This house is rockin’

Grindhouse is better than the genre it exploits

Mike D'Angelo

Thing is, though, Robert Rodriguez and Quentin Tarantino, who collaborated on Grindhouse, aren't really interested in making schlock. Instead, this three-hour double feature lovingly re-creates a moribund moviegoing experience, providing younger audiences—anyone under 40, pretty much—with a simulacrum of Z-grade escapism from the era before home video. Both films have been artificially damaged to resemble prints that have already spooled through the projector 500 times or more—the cinematic equivalent of adding some vinyl pop 'n' crackle to make your otherwise pristine CD sound more old-school. Entire reels have allegedly gone missing, so that the action abruptly jumps ahead 15 minutes (to hilarious effect) right at the most exciting part. Tarantino has dug up more of the vintage interstitial material that he used to decorate Kill Bill (which was far more influenced by grindhouse movies than is his contribution here), and directors Rob Zombie (The Devil's Rejects), Edgar Wright (Shaun of the Dead) and Eli Roth (Hostel) have contributed trailers for nonexistent horror films. Grindhouse isn't so much a movie as it is an elaborate fake museum, an ardent exercise in grubby nostalgia.

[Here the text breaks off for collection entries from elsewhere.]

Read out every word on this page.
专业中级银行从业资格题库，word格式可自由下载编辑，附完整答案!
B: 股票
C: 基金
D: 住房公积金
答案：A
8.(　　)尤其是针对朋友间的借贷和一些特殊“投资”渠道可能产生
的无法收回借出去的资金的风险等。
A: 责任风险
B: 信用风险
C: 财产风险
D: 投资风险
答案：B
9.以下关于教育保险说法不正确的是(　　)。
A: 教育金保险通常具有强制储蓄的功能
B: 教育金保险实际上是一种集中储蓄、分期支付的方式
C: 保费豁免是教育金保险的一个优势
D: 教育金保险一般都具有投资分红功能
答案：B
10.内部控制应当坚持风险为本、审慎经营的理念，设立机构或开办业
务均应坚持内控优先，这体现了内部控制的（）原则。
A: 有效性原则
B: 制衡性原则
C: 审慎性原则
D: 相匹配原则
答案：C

There's a "problem," however: Both Rodriguez and Tarantino have turned in excellent work, films several orders of magnitude more sophisticated and accomplished than anything you'd likely have found at the drive-in. Planet Terror, Rodriguez's zombie flick, superficially resembles a routine Romero knockoff, serving up absurd images that make more sense on a poster than in the narrative (e.g. Rose McGowan's machine-gun leg) and reveling in crude, juvenile humor (one human villain collects the severed testicles of his victims, frequently holding his prizes aloft in a huge plastic bag). But the plainspoken yet eccentric characters—particularly Freddy Rodriguez's quietly badass hero, known as El Wray, and a grizzled barbecue owner played by Jeff Fahey—feel like refugees from an early John Carpenter film, and Rodriguez augments the homage by borrowing Carpenter's vivid and muscular compositional style. Outrageously entertaining, gloriously stupid, Planet Terror falters—more irony—only when Tarantino turns up in a significant supporting role, still under the sorely mistaken impression that he can act.

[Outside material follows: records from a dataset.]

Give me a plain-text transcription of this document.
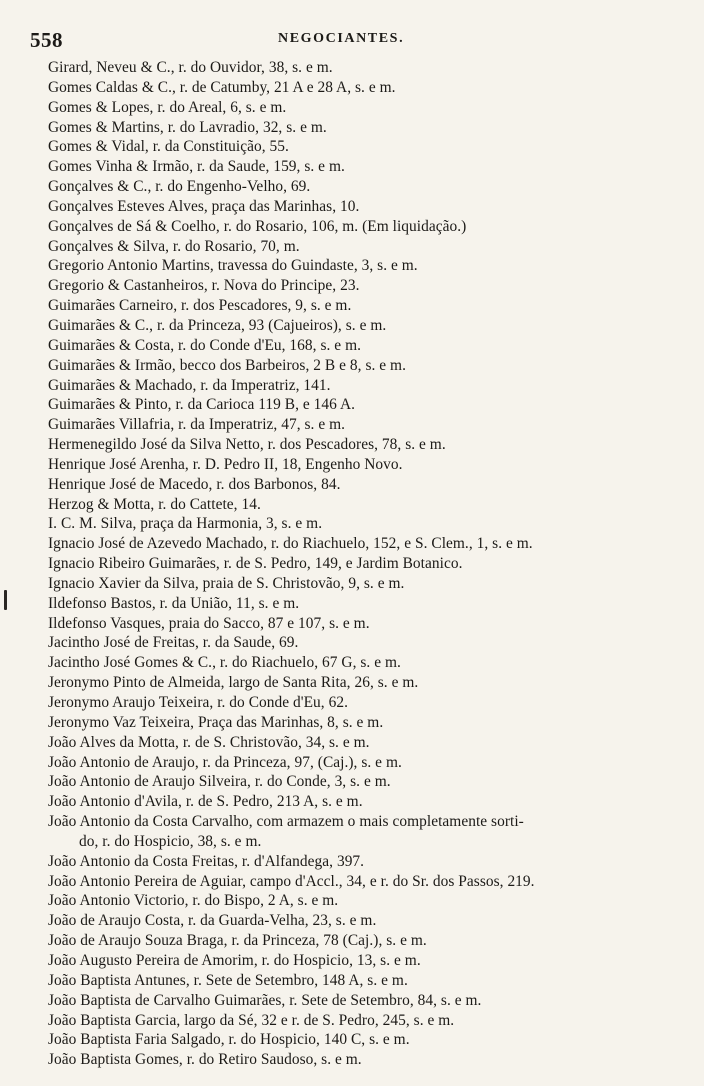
558	NEGOCIANTES.
Girard, Neveu & C., r. do Ouvidor, 38, s. e m.
Gomes Caldas & C., r. de Catumby, 21 A e 28 A, s. e m.
Gomes & Lopes, r. do Areal, 6, s. e m.
Gomes & Martins, r. do Lavradio, 32, s. e m.
Gomes & Vidal, r. da Constituição, 55.
Gomes Vinha & Irmão, r. da Saude, 159, s. e m.
Gonçalves & C., r. do Engenho-Velho, 69.
Gonçalves Esteves Alves, praça das Marinhas, 10.
Gonçalves de Sá & Coelho, r. do Rosario, 106, m. (Em liquidação.)
Gonçalves & Silva, r. do Rosario, 70, m.
Gregorio Antonio Martins, travessa do Guindaste, 3, s. e m.
Gregorio & Castanheiros, r. Nova do Principe, 23.
Guimarães Carneiro, r. dos Pescadores, 9, s. e m.
Guimarães & C., r. da Princeza, 93 (Cajueiros), s. e m.
Guimarães & Costa, r. do Conde d'Eu, 168, s. e m.
Guimarães & Irmão, becco dos Barbeiros, 2 B e 8, s. e m.
Guimarães & Machado, r. da Imperatriz, 141.
Guimarães & Pinto, r. da Carioca 119 B, e 146 A.
Guimarães Villafria, r. da Imperatriz, 47, s. e m.
Hermenegildo José da Silva Netto, r. dos Pescadores, 78, s. e m.
Henrique José Arenha, r. D. Pedro II, 18, Engenho Novo.
Henrique José de Macedo, r. dos Barbonos, 84.
Herzog & Motta, r. do Cattete, 14.
I. C. M. Silva, praça da Harmonia, 3, s. e m.
Ignacio José de Azevedo Machado, r. do Riachuelo, 152, e S. Clem., 1, s. e m.
Ignacio Ribeiro Guimarães, r. de S. Pedro, 149, e Jardim Botanico.
Ignacio Xavier da Silva, praia de S. Christovão, 9, s. e m.
Ildefonso Bastos, r. da União, 11, s. e m.
Ildefonso Vasques, praia do Sacco, 87 e 107, s. e m.
Jacintho José de Freitas, r. da Saude, 69.
Jacintho José Gomes & C., r. do Riachuelo, 67 G, s. e m.
Jeronymo Pinto de Almeida, largo de Santa Rita, 26, s. e m.
Jeronymo Araujo Teixeira, r. do Conde d'Eu, 62.
Jeronymo Vaz Teixeira, Praça das Marinhas, 8, s. e m.
João Alves da Motta, r. de S. Christovão, 34, s. e m.
João Antonio de Araujo, r. da Princeza, 97, (Caj.), s. e m.
João Antonio de Araujo Silveira, r. do Conde, 3, s. e m.
João Antonio d'Avila, r. de S. Pedro, 213 A, s. e m.
João Antonio da Costa Carvalho, com armazem o mais completamente sorti-
do, r. do Hospicio, 38, s. e m.
João Antonio da Costa Freitas, r. d'Alfandega, 397.
João Antonio Pereira de Aguiar, campo d'Accl., 34, e r. do Sr. dos Passos, 219.
João Antonio Victorio, r. do Bispo, 2 A, s. e m.
João de Araujo Costa, r. da Guarda-Velha, 23, s. e m.
João de Araujo Souza Braga, r. da Princeza, 78 (Caj.), s. e m.
João Augusto Pereira de Amorim, r. do Hospicio, 13, s. e m.
João Baptista Antunes, r. Sete de Setembro, 148 A, s. e m.
João Baptista de Carvalho Guimarães, r. Sete de Setembro, 84, s. e m.
João Baptista Garcia, largo da Sé, 32 e r. de S. Pedro, 245, s. e m.
João Baptista Faria Salgado, r. do Hospicio, 140 C, s. e m.
João Baptista Gomes, r. do Retiro Saudoso, s. e m.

But lord-a-mercy can the dude write and direct. Death Proof, featuring Kurt Russell as a homicidal stunt-car driver who targets young women, may be the most structurally audacious movie since ... well, I can't say which all-time classic, as that would spoil the surprise. Suffice it to say that no actual grindhouse film has ever been remotely this ambitious, nor toyed as masterfully with an audience's expectations. Working with an almost exclusively female cast—Russell has limited screen time, though he makes the oily most of it—Tarantino composes long, vulgar, ludicrously digressive arias (performed with flair by Rosario Dawson, Vanessa Ferlito, Sydney Tamiia Poitier and others)—an endless stream of words expressly designed to be punctuated by blunt, horrific action. Death Proof builds to a truly hair-raising car chase, but the movie as a whole will be most appreciated by film buffs who recognize the genre conventions Tarantino so flagrantly subverts. If the average grindhouse flick had possessed even half this much wit and imagination, we'd have something worth lamenting.